Segundo a prefeitura de Florianópolis, o estatuto do servidor é de 2003 e a legislação que trata sobre a adoção de crianças por parte de servidores está defasada. O município informou que enviará o caso ao departamento de recursos humanos para que se iniciem estudos para atualização da lei.

Problemas semelhantes são encontrados em Blumenau, onde a legislação também é mais restritiva do que a estadual. A lei complementar 660, de 2007, prevê concessão de 180 dias de licença para a servidora do gênero feminino em caso de adoção. Para os funcionários públicos municipais homens, são garantidos apenas os 20 dias de licença paternidade.

Em nota, a prefeitura de Blumenau afirmou que a legislação municipal se espelha no regramento vigente para os servidores federais. O município ainda disse que não tem registros de pedido da licença por pais casados com pessoas do mesmo sexo, mas que, em caso de demanda, poderá ser encaminhado para interpretação jurídica.

A prefeitura também ressaltou que no caso de servidores em cargos de confiança ou admitidos em caráter temporário (ACTs) – ambos com regime geral de previdência social (RGPS) – aplica-se a lei federal 8.213, de 1991, que prevê o benefício sem distinção de gênero.

Confira o que diz a legislação do Estado e de cada cidade:

> Joinville

Lei complementar 266, de 5 de abril de 2008
Art. 127 - À servidora que adotar ou tiver a guarda judicial de criança, serão concedidos 180 dias de licença remunerada para a adaptação do adotado ao novo lar.
Parágrafo Único.

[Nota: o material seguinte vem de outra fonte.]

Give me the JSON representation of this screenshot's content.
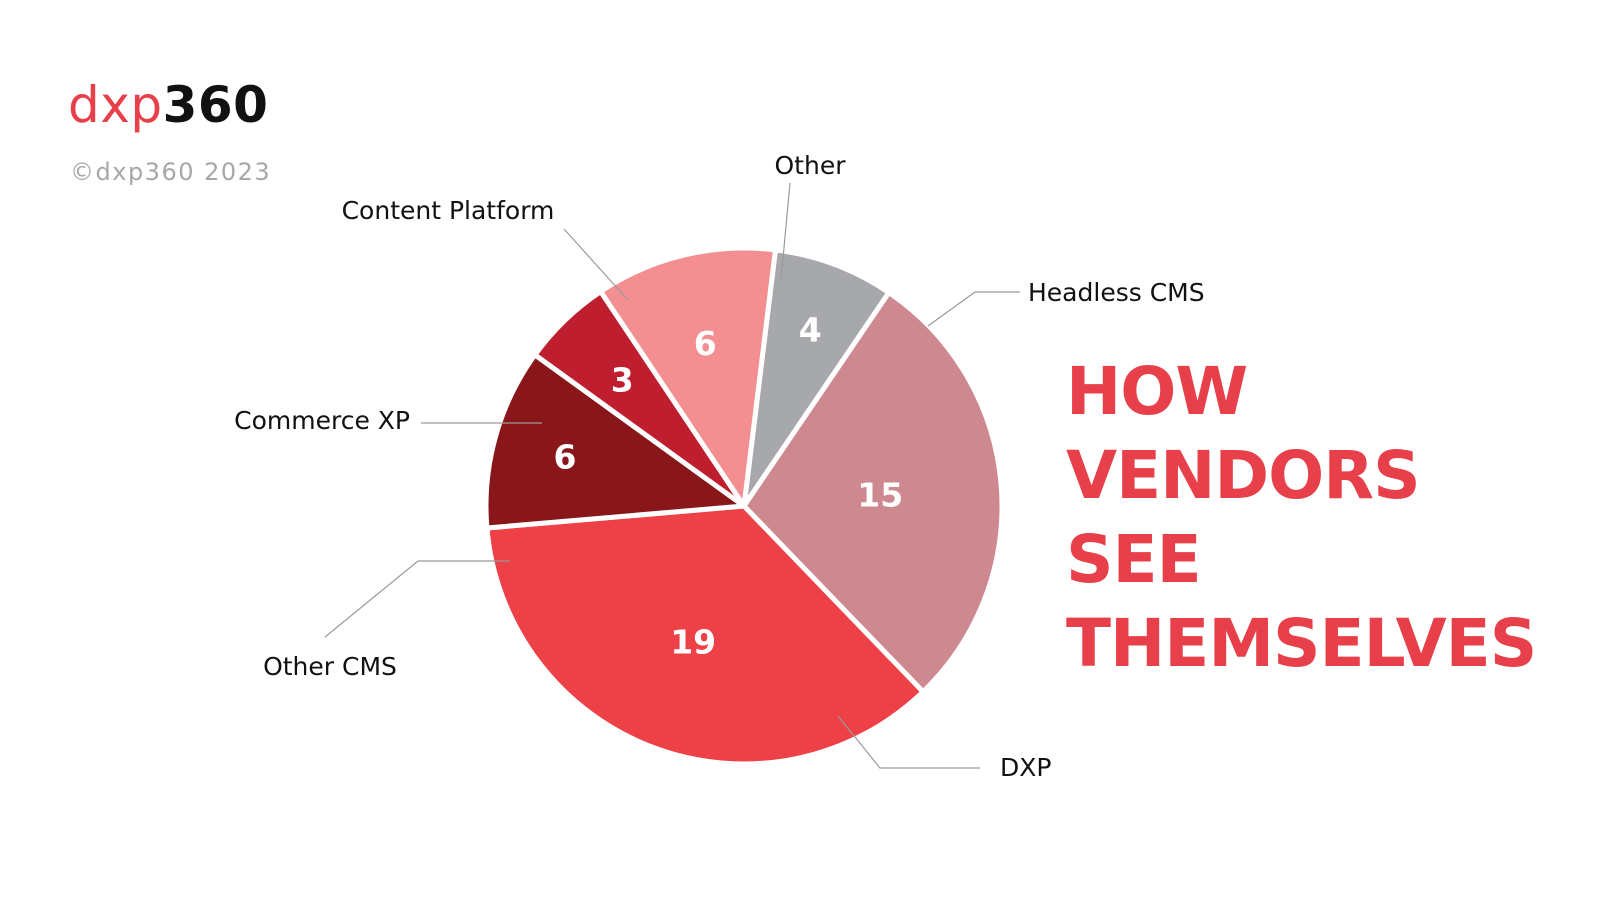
{
  "brand": {
    "prefix": "dxp",
    "suffix": "360",
    "copyright": "©dxp360 2023"
  },
  "headline": {
    "lines": [
      "HOW",
      "VENDORS",
      "SEE",
      "THEMSELVES"
    ]
  },
  "colors": {
    "accent": "#e8404a",
    "text": "#111111",
    "muted": "#a7a7a7",
    "leader": "#9a9a9a"
  },
  "chart_data": {
    "type": "pie",
    "title": "",
    "categories": [
      "Other",
      "Headless CMS",
      "DXP",
      "Other CMS",
      "Commerce XP",
      "Content Platform"
    ],
    "values": [
      4,
      15,
      19,
      6,
      3,
      6
    ],
    "colors": [
      "#a7a8ab",
      "#cd8890",
      "#ee4047",
      "#891719",
      "#bf1e2e",
      "#f38e91"
    ],
    "data_labels": [
      "4",
      "15",
      "19",
      "6",
      "3",
      "6"
    ],
    "start_angle_deg": 7,
    "direction": "clockwise",
    "legend": "none"
  }
}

Idêntica licença conceder-se-á ao servidor do sexo masculino que conste como único adotante.

> Blumenau
Lei complementar 660, de 28 de novembro de 2007
Art. 276 - A licença-paternidade será de 20 dias consecutivos, a contar da data do nascimento.
Parágrafo Único - Ao servidor que adotar ou obtiver guarda judicial para fins de adoção será concedida a licença prevista no caput, a contar da data da emissão do respectivo ato.
Art. 277 - Será concedida, durante 180 dias, licença à servidora:
II - adotante, ou que obtiver guarda judicial para fins de adoção, contados da data da expedição do respectivo ato.

> Florianópolis
Lei complementar 63, de 2003
Art. 103 - Aos Servidores que adotarem crianças com idade até 6 anos incompletos, são assegurados os direitos previstos nos incisos XVIII e XIX do art. 7º da Constituição Federal, sendo de 120 dias o período concedido à mulher e de 5 dias consecutivos concedido ao homem, mediante apresentação de documentos comprobatórios do procedimento de adoção.

> Santa Catarina
Lei complementar 447, de 7 de julho de 2009
Art. 4º É assegurado ao servidor efetivo licença de 180 dias em caso de adoção de criança de até 6 anos incompletos, ou quando obtiver judicialmente a sua adoção ou guarda para fins de adoção.
§ 1º Em caso de adoção por cônjuge ou companheiro, ambos servidores públicos efetivos, a licença de que trata o caput deste artigo será concedida da seguinte forma:
I - 180 dias ao servidor adotante que assim requerer; e
II - 15 dias ao servidor, cônjuge ou companheiro adotante que assim requerer.